Features I by I 01.03.14

The FACT playlist: our 10 picks of the week

Paul White

Every Saturday, we post a run-down of the music – old and new – we’ve most been enjoying in our UK and US offices that week.

No emphasis on the boxfresh or the under-the-radar: just an honest account of what’s spent most time on the respective office stereos, with (where possible) links to the music.
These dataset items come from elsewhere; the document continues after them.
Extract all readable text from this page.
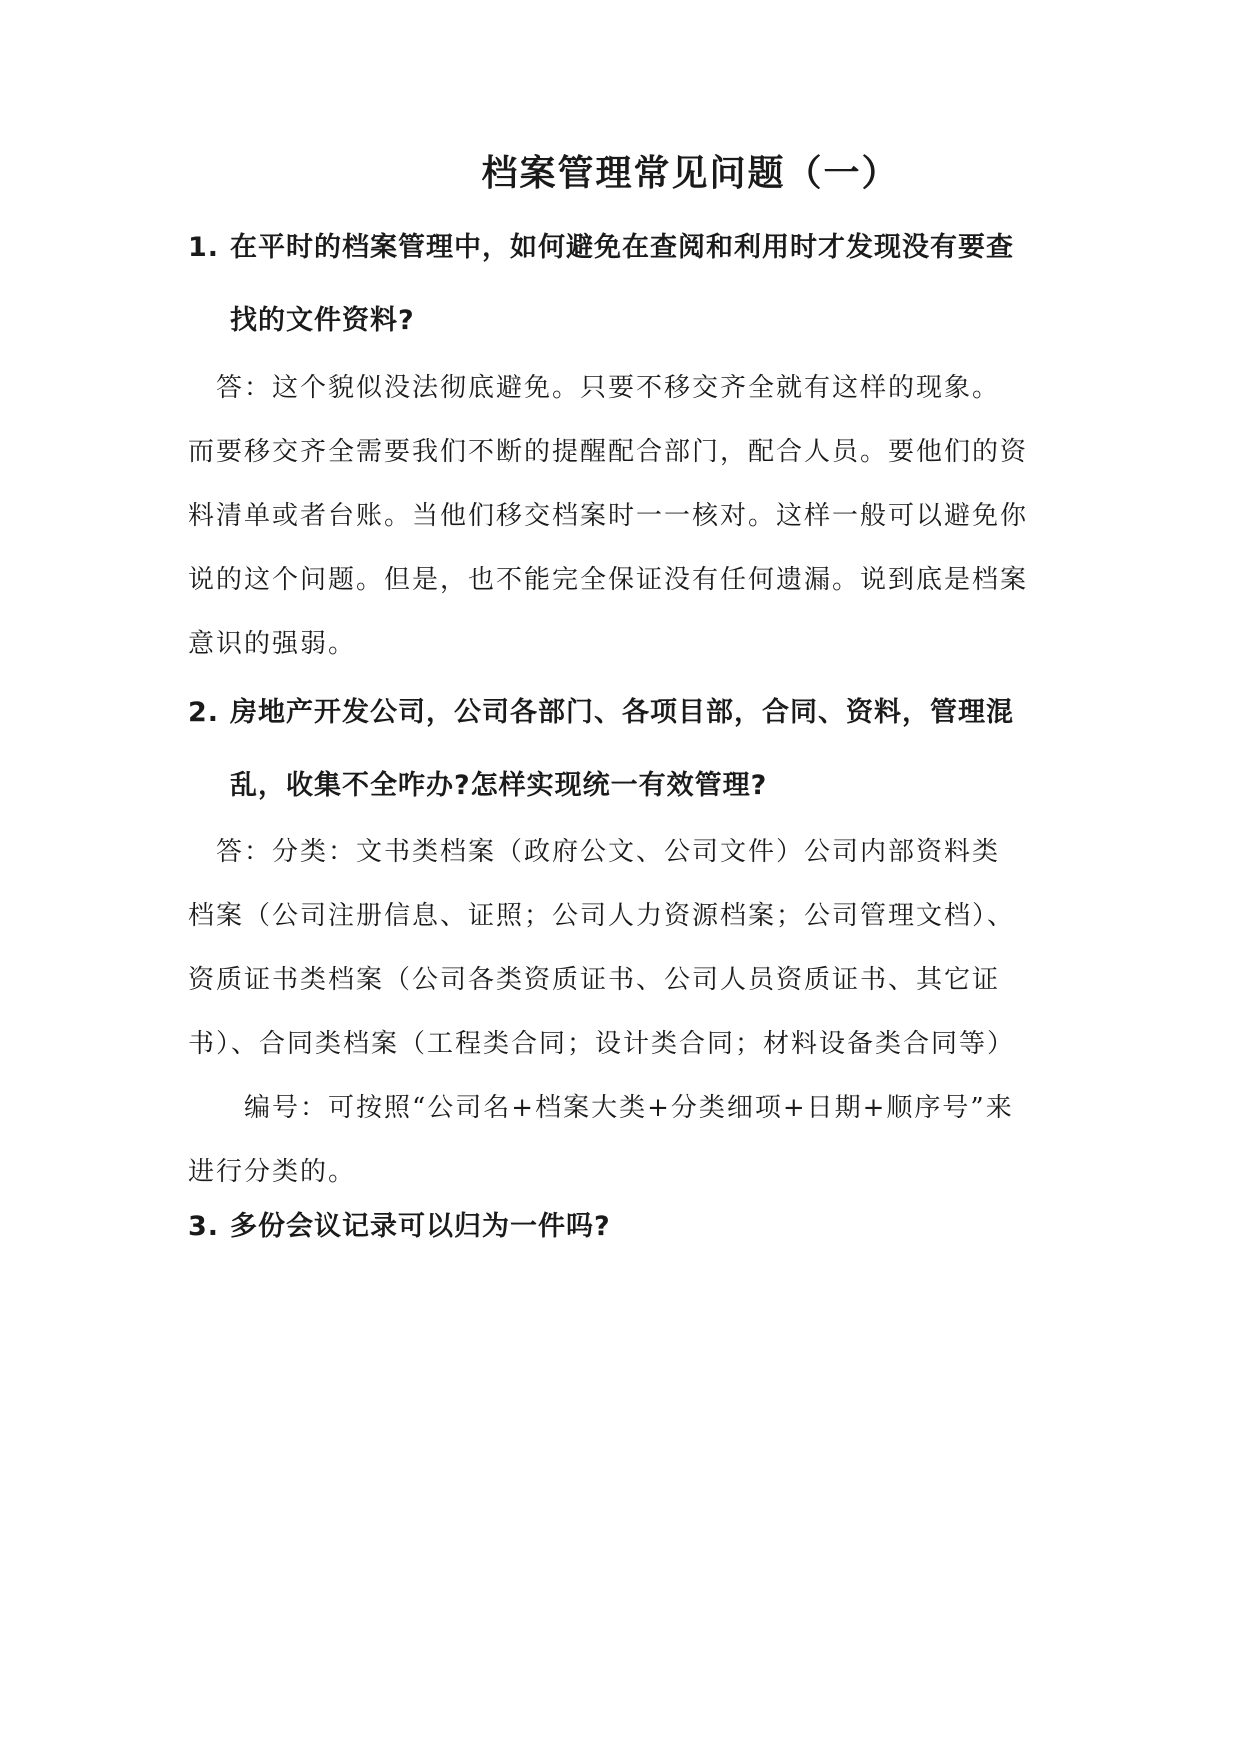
档案管理常见问题（一）
1. 在平时的档案管理中，如何避免在查阅和利用时才发现没有要查
找的文件资料?
　答：这个貌似没法彻底避免。只要不移交齐全就有这样的现象。
而要移交齐全需要我们不断的提醒配合部门，配合人员。要他们的资
料清单或者台账。当他们移交档案时一一核对。这样一般可以避免你
说的这个问题。但是，也不能完全保证没有任何遗漏。说到底是档案
意识的强弱。
2. 房地产开发公司，公司各部门、各项目部，合同、资料，管理混
乱，收集不全咋办?怎样实现统一有效管理?
　答：分类：文书类档案（政府公文、公司文件）公司内部资料类
档案（公司注册信息、证照；公司人力资源档案；公司管理文档）、
资质证书类档案（公司各类资质证书、公司人员资质证书、其它证
书）、合同类档案（工程类合同；设计类合同；材料设备类合同等）
　　编号：可按照“公司名+档案大类+分类细项+日期+顺序号”来
进行分类的。
3. 多份会议记录可以归为一件吗?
Millie & Andrea – Drop the Vowels

Demdike Stare’s Miles Whittaker and “knackered house” originator Andy Stott have put together a record that reminds us why we cared about hardcore in the first place. A million miles from the glossy nu-jungle we’re seeing all over the place at the moment, Drop the Vowels is like swimming through wet concrete with sandpaper shorts on. Fuck yeah.

Eric Holm – Andøya

Made up of manipulated recordings of a gigantic telegraph pole up in the Arctic, you can think of Andøya as a spiritual successor to Thomas Köner’s crucial Permafrost LP. Imagine hearing an early Raster Noton album piped from Sadako’s well in Ringu and you’ll be on the right track.

N.E.R.D. – In Search Of…

The perfect palette cleanser if you’ve been subjected to Pharrell’s G I R L; memories of Mr. Williams before he went all Mr. Me Too. ‘Lapdance’ and ‘Rock Star’ are very-2002 but a helluva nostalgia trip.

Brian Eno – Apollo: Atmospheres and Soundtracks

It’s always the right moment for some ambient Eno, though this listen was triggered by this week’s epic voyage through the synthesisers that shaped modern music – it’s the chilly tones of the Yamaha DX7 that shaped this one.

Homeboy Sandman – White Sands

London’s Paul White (pictured) serves up seven tracks for NYC’s Homeboy Sandman to do his thing, touching on the good things in life like food and sex and delivering the sort of punch line rhymes that are in short supply these days.

Samo Sound Boy – ‘Open / Divine’

The LA talent stays true to the no-nonense ethos of the Body High imprint on his next single. A slow-burning steamroller on the A-Side and an off-kilter percolator on the B-side: original club material.

The Bug – Tapping The Conversation

Kevin Martin’s debut as The Bug has aged remarkably well. 17 years on it still sounds foreboding and uncomfortable, a testament to Martin’s self-avowed interest in making people genuinely feel something through frequencies. The tense collection of instrumental hip hop beats is run through a wall of noise and effects that presaged the path Martin would take with Techno Animal and his latter solo work.

Ekoplekz – Unfidelity

A beautifully abstract album from Bristol’s Ekoplekz. The music is seemingly rich in inspiration and references – from King Tubby to the Radiophonic Workshop to musique concrete – yet it feels entirely fresh, a dense world of sounds that swallows you in, nurtures you. Last track ‘Sleng Zen’ is both a highlight and a perfect encapsulation of what the music feels like.

Galcher Lustwerk – Nu Day EP

An extra point for the Galcher-esque (that’s a descriptor now) track title ‘Chillin In The Booth’, and while it’s not 100%, it’s a strong showing from the breakthrough producer.

Bobbi Humphrey – Blacks and Blues

Spring has sprung, so time for this breezy jazz-funk delight from 1973, with the youthful Humphrey setting a high standard for the wrongly maligned jazz flute.